Fach-WI-ssen: „Ist das Antisemitismus oder kann man das fördern?“
...über das Spannungsfeld zwischen Förderpolitik, Strafrecht und Kunstfreiheit" - mit Prof. Dr. Elisa Marie Hoven und Stella Leder
Antisemitische Narrative im Kunst- und Kulturbetrieb sind keine Ausnahme: Ob in Kassel bei der documenta fifteen, bei der Konferenz „Hijacking Memory“ in Berlin oder auf den Konzerten von Roger Waters: Die sichtbare Judenfeindlichkeit in Kunst und Kultur nimmt zu.
Häufig ist es schwierig bis unmöglich, gegen diese Art der Hassverbreitung rechtlich vorzugehen, da das verfassungsrechtlich hohe Gut der Kunstfreiheit nach vielen juristischen Auslegungen auch die Freiheit beinhaltet, Kunst mit antisemitischen Inhalten zu füllen. Gleichzeitig wird ein signifikanter Teil antisemitischer Kunst von staatlichen Institutionen durch öffentliche Mittel gefördert.
In unserem Fach-WI-ssen zum Thema „Ist das Antisemitismus oder kann man das fördern?“ diskutierten wir mit Prof. Dr. Elisa Marie Hoven und Stella Leder darüber, inwiefern es legitim ist, dass Steuergelder antisemitische Agitation finanzieren, wie gegen Judenhass in Kunst und Kultur vorgegangen werden kann und welche rechtlichen und strukturellen Veränderungen notwendig sind, um zukünftig Antisemitismus in Kunst und Kultur zukünftig zu verhindern.
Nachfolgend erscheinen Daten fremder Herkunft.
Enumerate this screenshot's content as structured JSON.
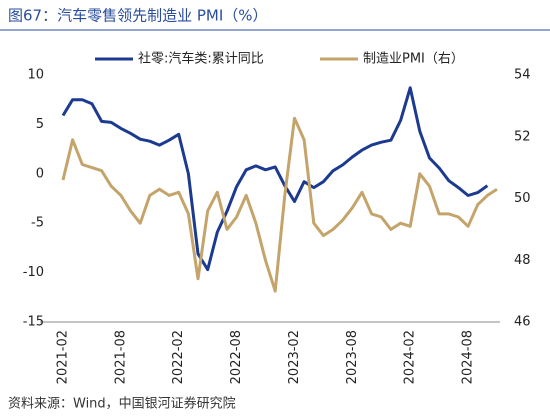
{
  "chart_data": {
    "type": "line",
    "title": "图67：汽车零售领先制造业 PMI（%）",
    "source": "资料来源：Wind，中国银河证券研究院",
    "categories": [
      "2021-02",
      null,
      null,
      null,
      null,
      null,
      "2021-08",
      null,
      null,
      null,
      null,
      null,
      "2022-02",
      null,
      null,
      null,
      null,
      null,
      "2022-08",
      null,
      null,
      null,
      null,
      null,
      "2023-02",
      null,
      null,
      null,
      null,
      null,
      "2023-08",
      null,
      null,
      null,
      null,
      null,
      "2024-02",
      null,
      null,
      null,
      null,
      null,
      "2024-08",
      null,
      null,
      null
    ],
    "series": [
      {
        "name": "社零:汽车类:累计同比",
        "color": "#1c3a8f",
        "axis": "y",
        "values": [
          5.9,
          7.5,
          7.5,
          7.1,
          5.3,
          5.2,
          4.6,
          4.1,
          3.5,
          3.3,
          2.9,
          3.4,
          4.0,
          0.0,
          -8.1,
          -9.7,
          -5.9,
          -3.8,
          -1.3,
          0.4,
          0.8,
          0.4,
          0.7,
          -1.2,
          -2.8,
          -0.8,
          -1.4,
          -0.8,
          0.3,
          0.9,
          1.7,
          2.4,
          2.9,
          3.2,
          3.4,
          5.4,
          8.7,
          4.3,
          1.6,
          0.6,
          -0.7,
          -1.4,
          -2.2,
          -1.9,
          -1.2,
          null
        ]
      },
      {
        "name": "制造业PMI（右）",
        "color": "#c4a46b",
        "axis": "y2",
        "values": [
          50.6,
          51.9,
          51.1,
          51.0,
          50.9,
          50.4,
          50.1,
          49.6,
          49.2,
          50.1,
          50.3,
          50.1,
          50.2,
          49.5,
          47.4,
          49.6,
          50.2,
          49.0,
          49.4,
          50.1,
          49.2,
          48.0,
          47.0,
          50.1,
          52.6,
          51.9,
          49.2,
          48.8,
          49.0,
          49.3,
          49.7,
          50.2,
          49.5,
          49.4,
          49.0,
          49.2,
          49.1,
          50.8,
          50.4,
          49.5,
          49.5,
          49.4,
          49.1,
          49.8,
          50.1,
          50.3
        ]
      }
    ],
    "ylim": [
      -15,
      10
    ],
    "yticks": [
      -15,
      -10,
      -5,
      0,
      5,
      10
    ],
    "y2lim": [
      46,
      54
    ],
    "y2ticks": [
      46,
      48,
      50,
      52,
      54
    ],
    "legend": "top"
  }
}
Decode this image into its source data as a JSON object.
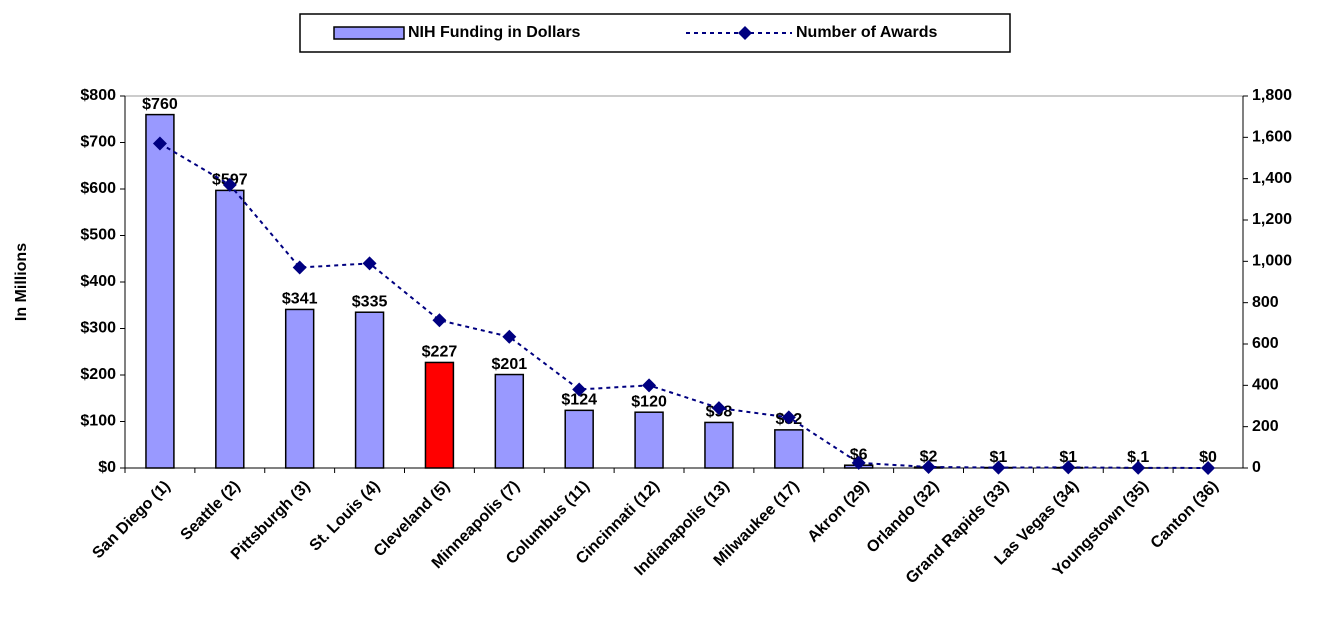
{
  "chart_data": {
    "type": "bar",
    "y_label": "In Millions",
    "categories": [
      "San Diego (1)",
      "Seattle (2)",
      "Pittsburgh (3)",
      "St. Louis (4)",
      "Cleveland (5)",
      "Minneapolis (7)",
      "Columbus (11)",
      "Cincinnati (12)",
      "Indianapolis (13)",
      "Milwaukee (17)",
      "Akron (29)",
      "Orlando (32)",
      "Grand Rapids (33)",
      "Las Vegas (34)",
      "Youngstown (35)",
      "Canton (36)"
    ],
    "series": [
      {
        "name": "NIH Funding in Dollars",
        "type": "bar",
        "color": "#9999ff",
        "colors": [
          "#9999ff",
          "#9999ff",
          "#9999ff",
          "#9999ff",
          "#ff0000",
          "#9999ff",
          "#9999ff",
          "#9999ff",
          "#9999ff",
          "#9999ff",
          "#9999ff",
          "#9999ff",
          "#9999ff",
          "#9999ff",
          "#9999ff",
          "#9999ff"
        ],
        "values": [
          760,
          597,
          341,
          335,
          227,
          201,
          124,
          120,
          98,
          82,
          6,
          2,
          1,
          1,
          0.1,
          0
        ],
        "value_labels": [
          "$760",
          "$597",
          "$341",
          "$335",
          "$227",
          "$201",
          "$124",
          "$120",
          "$98",
          "$82",
          "$6",
          "$2",
          "$1",
          "$1",
          "$.1",
          "$0"
        ]
      },
      {
        "name": "Number of Awards",
        "type": "line",
        "axis": "y2",
        "color": "#000080",
        "values": [
          1570,
          1370,
          970,
          990,
          715,
          635,
          380,
          400,
          290,
          245,
          25,
          5,
          2,
          3,
          1,
          0
        ]
      }
    ],
    "ylim": [
      0,
      800
    ],
    "yticks": [
      {
        "value": 0,
        "label": "$0"
      },
      {
        "value": 100,
        "label": "$100"
      },
      {
        "value": 200,
        "label": "$200"
      },
      {
        "value": 300,
        "label": "$300"
      },
      {
        "value": 400,
        "label": "$400"
      },
      {
        "value": 500,
        "label": "$500"
      },
      {
        "value": 600,
        "label": "$600"
      },
      {
        "value": 700,
        "label": "$700"
      },
      {
        "value": 800,
        "label": "$800"
      }
    ],
    "y2lim": [
      0,
      1800
    ],
    "y2ticks": [
      0,
      200,
      400,
      600,
      800,
      {
        "value": 1000,
        "label": "1,000"
      },
      {
        "value": 1200,
        "label": "1,200"
      },
      {
        "value": 1400,
        "label": "1,400"
      },
      {
        "value": 1600,
        "label": "1,600"
      },
      {
        "value": 1800,
        "label": "1,800"
      }
    ],
    "legend": "top"
  }
}
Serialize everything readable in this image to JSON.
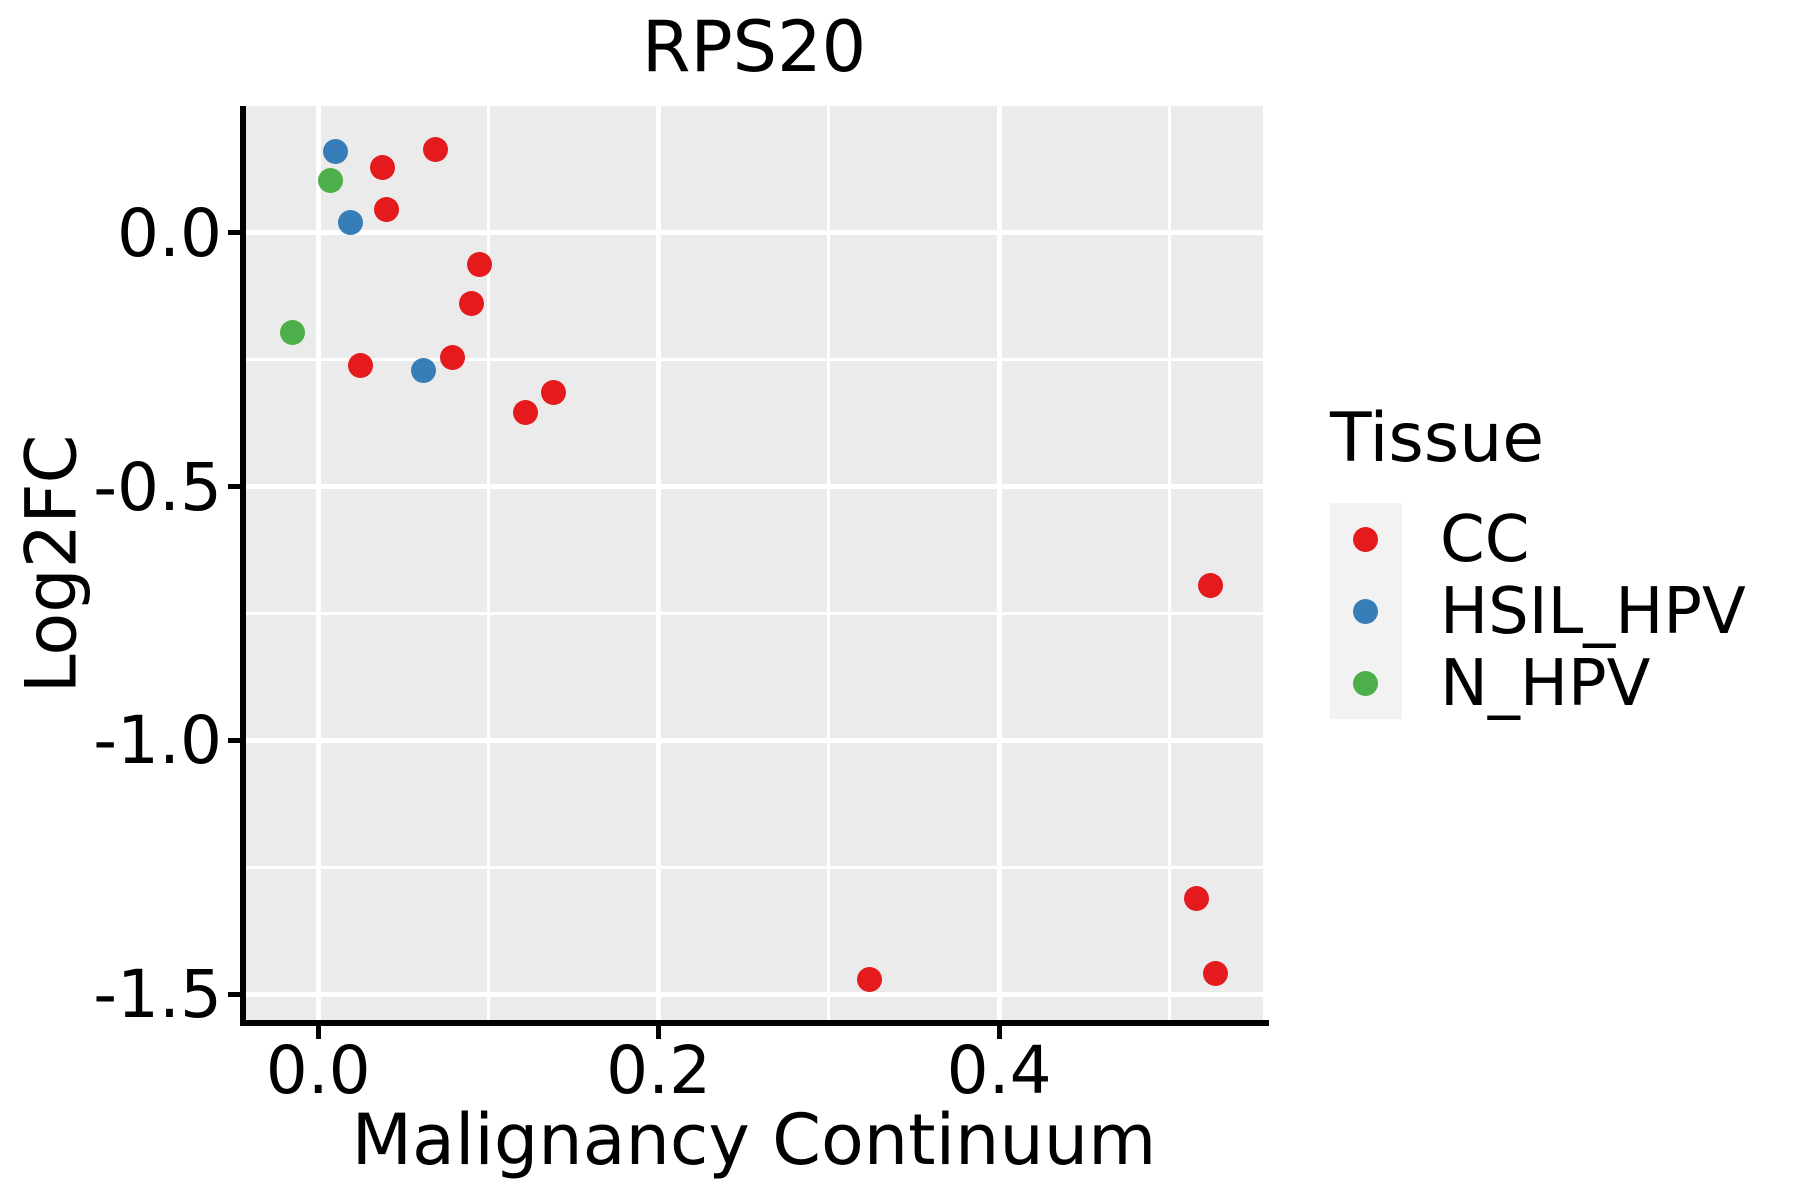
{
  "title": "RPS20",
  "axes": {
    "x_label": "Malignancy Continuum",
    "y_label": "Log2FC"
  },
  "legend": {
    "title": "Tissue",
    "items": [
      {
        "label": "CC",
        "color": "#E41A1C"
      },
      {
        "label": "HSIL_HPV",
        "color": "#377EB8"
      },
      {
        "label": "N_HPV",
        "color": "#4DAF4A"
      }
    ]
  },
  "colors": {
    "panel_background": "#EBEBEB",
    "gridline": "#FFFFFF",
    "legend_key_background": "#F2F2F2",
    "axis_line": "#000000",
    "text": "#000000"
  },
  "chart_data": {
    "type": "scatter",
    "title": "RPS20",
    "xlabel": "Malignancy Continuum",
    "ylabel": "Log2FC",
    "xlim": [
      -0.043,
      0.555
    ],
    "ylim": [
      -1.555,
      0.25
    ],
    "grid": true,
    "legend_position": "right",
    "legend_title": "Tissue",
    "x_ticks": [
      {
        "value": 0.0,
        "label": "0.0"
      },
      {
        "value": 0.2,
        "label": "0.2"
      },
      {
        "value": 0.4,
        "label": "0.4"
      }
    ],
    "y_ticks": [
      {
        "value": 0.0,
        "label": "0.0"
      },
      {
        "value": -0.5,
        "label": "-0.5"
      },
      {
        "value": -1.0,
        "label": "-1.0"
      },
      {
        "value": -1.5,
        "label": "-1.5"
      }
    ],
    "x_minor_gridlines": [
      0.1,
      0.3,
      0.5
    ],
    "y_minor_gridlines": [
      -0.25,
      -0.75,
      -1.25
    ],
    "series": [
      {
        "name": "CC",
        "color": "#E41A1C",
        "points": [
          [
            0.038,
            0.128
          ],
          [
            0.069,
            0.165
          ],
          [
            0.04,
            0.047
          ],
          [
            0.095,
            -0.063
          ],
          [
            0.09,
            -0.14
          ],
          [
            0.025,
            -0.262
          ],
          [
            0.079,
            -0.246
          ],
          [
            0.122,
            -0.353
          ],
          [
            0.138,
            -0.315
          ],
          [
            0.524,
            -0.694
          ],
          [
            0.324,
            -1.471
          ],
          [
            0.516,
            -1.311
          ],
          [
            0.527,
            -1.459
          ]
        ]
      },
      {
        "name": "HSIL_HPV",
        "color": "#377EB8",
        "points": [
          [
            0.01,
            0.16
          ],
          [
            0.019,
            0.02
          ],
          [
            0.062,
            -0.272
          ]
        ]
      },
      {
        "name": "N_HPV",
        "color": "#4DAF4A",
        "points": [
          [
            0.007,
            0.103
          ],
          [
            -0.015,
            -0.197
          ]
        ]
      }
    ]
  }
}
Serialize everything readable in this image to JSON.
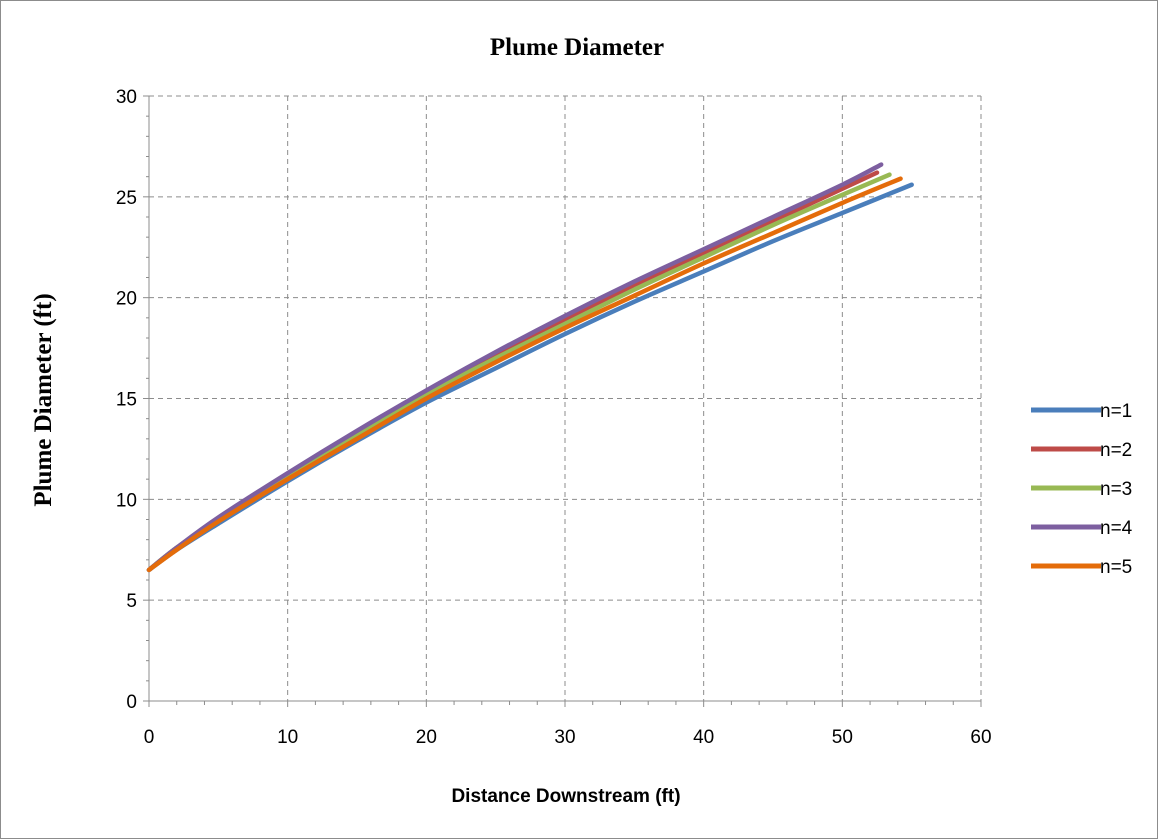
{
  "chart_data": {
    "type": "line",
    "title": "Plume Diameter",
    "xlabel": "Distance Downstream (ft)",
    "ylabel": "Plume Diameter (ft)",
    "xlim": [
      0,
      60
    ],
    "ylim": [
      0,
      30
    ],
    "xticks": [
      0,
      10,
      20,
      30,
      40,
      50,
      60
    ],
    "yticks": [
      0,
      5,
      10,
      15,
      20,
      25,
      30
    ],
    "grid": true,
    "legend_position": "right",
    "series": [
      {
        "name": "n=1",
        "color": "#4a7ebb",
        "x": [
          0,
          2,
          5,
          10,
          15,
          20,
          25,
          30,
          35,
          40,
          45,
          50,
          55
        ],
        "y": [
          6.5,
          7.5,
          8.8,
          10.9,
          12.9,
          14.8,
          16.5,
          18.2,
          19.8,
          21.3,
          22.8,
          24.2,
          25.6
        ]
      },
      {
        "name": "n=2",
        "color": "#be4b48",
        "x": [
          0,
          2,
          5,
          10,
          15,
          20,
          25,
          30,
          35,
          40,
          45,
          50,
          52.5
        ],
        "y": [
          6.5,
          7.6,
          9.0,
          11.2,
          13.3,
          15.3,
          17.1,
          18.9,
          20.6,
          22.2,
          23.8,
          25.4,
          26.2
        ]
      },
      {
        "name": "n=3",
        "color": "#98b954",
        "x": [
          0,
          2,
          5,
          10,
          15,
          20,
          25,
          30,
          35,
          40,
          45,
          50,
          53.4
        ],
        "y": [
          6.5,
          7.6,
          9.0,
          11.2,
          13.2,
          15.2,
          17.0,
          18.7,
          20.4,
          22.0,
          23.6,
          25.1,
          26.1
        ]
      },
      {
        "name": "n=4",
        "color": "#7d5fa0",
        "x": [
          0,
          2,
          5,
          10,
          15,
          20,
          25,
          30,
          35,
          40,
          45,
          50,
          52.8
        ],
        "y": [
          6.5,
          7.6,
          9.1,
          11.3,
          13.4,
          15.4,
          17.3,
          19.1,
          20.8,
          22.4,
          24.0,
          25.6,
          26.6
        ]
      },
      {
        "name": "n=5",
        "color": "#e46c0a",
        "x": [
          0,
          2,
          5,
          10,
          15,
          20,
          25,
          30,
          35,
          40,
          45,
          50,
          54.2
        ],
        "y": [
          6.5,
          7.5,
          8.9,
          11.0,
          13.0,
          15.0,
          16.8,
          18.5,
          20.1,
          21.7,
          23.2,
          24.7,
          25.9
        ]
      }
    ]
  }
}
Frau Hoven ist Professorin an der Universität Leipzig in deutschem und ausländischem Strafrecht, Strafprozessrecht, Wirtschafts- und Medienstrafrecht.
Prof. Hoven sprach in ihrem Vortrag aus strafrechtlicher Perspektive über die Grenzen der Kunstfreiheit.
Stella Leder ist Autorin, Dramaturgin und Leiterin des Instituts für Neue Soziale Plastik.
Wenn Kunst regelmäßig Grenzen überschreitet in Richtung Protest, Aktivismus, Politik oder Propaganda bis hin zur Terrorverherrlichung, müssen dann nicht klarer Grenzen gezogen werden – in Förderrichtlinien oder Zuwendungsbescheiden?“
Frau Leder betonte in ihrem Vortrag die strukturelle Ebene des Antisemitismus in weiten Teilen des deutschen Kunst- und Kulturbetriebs und nannte eine Vielzahl an Beispielen dafür. Sie plädierte dafür, dass die Politik sich dieses Problems annehmen muss.
Im Rahmen einer Fragerunde sind Stella Leder und Prof. Elisa Hoven mit ihrer umfassenden Expertise auf die Publikumsfragen eingegangen.
Im Anschluss an die frühmorgendliche, große Gesprächsrunde gab es ein Treffen mit dem Kulturpolitischen Sprecher der Bündnis 90/Die Grünen im Bundestag, Erhard Grundl, MdB.
Stella Leder und unsere Sprecherin Anna Staroselski sowie unser Vorstandsreferent Christof Steidl sprachen mit Herrn Grundl und seiner Mitarbeiterin über die Rahmenbedingungen für eine antisemitismuskritische Kulturpolitik und über die Förderung von Pluralismus im Kunst- und Kulturbereich.
Wir bleiben weiterhin an diesem wichtigen Thema dran, und sind weiter im Austausch mit Politikerinnen und Politikern und werden demnächst unser Positionspapier dazu veröffentlichen.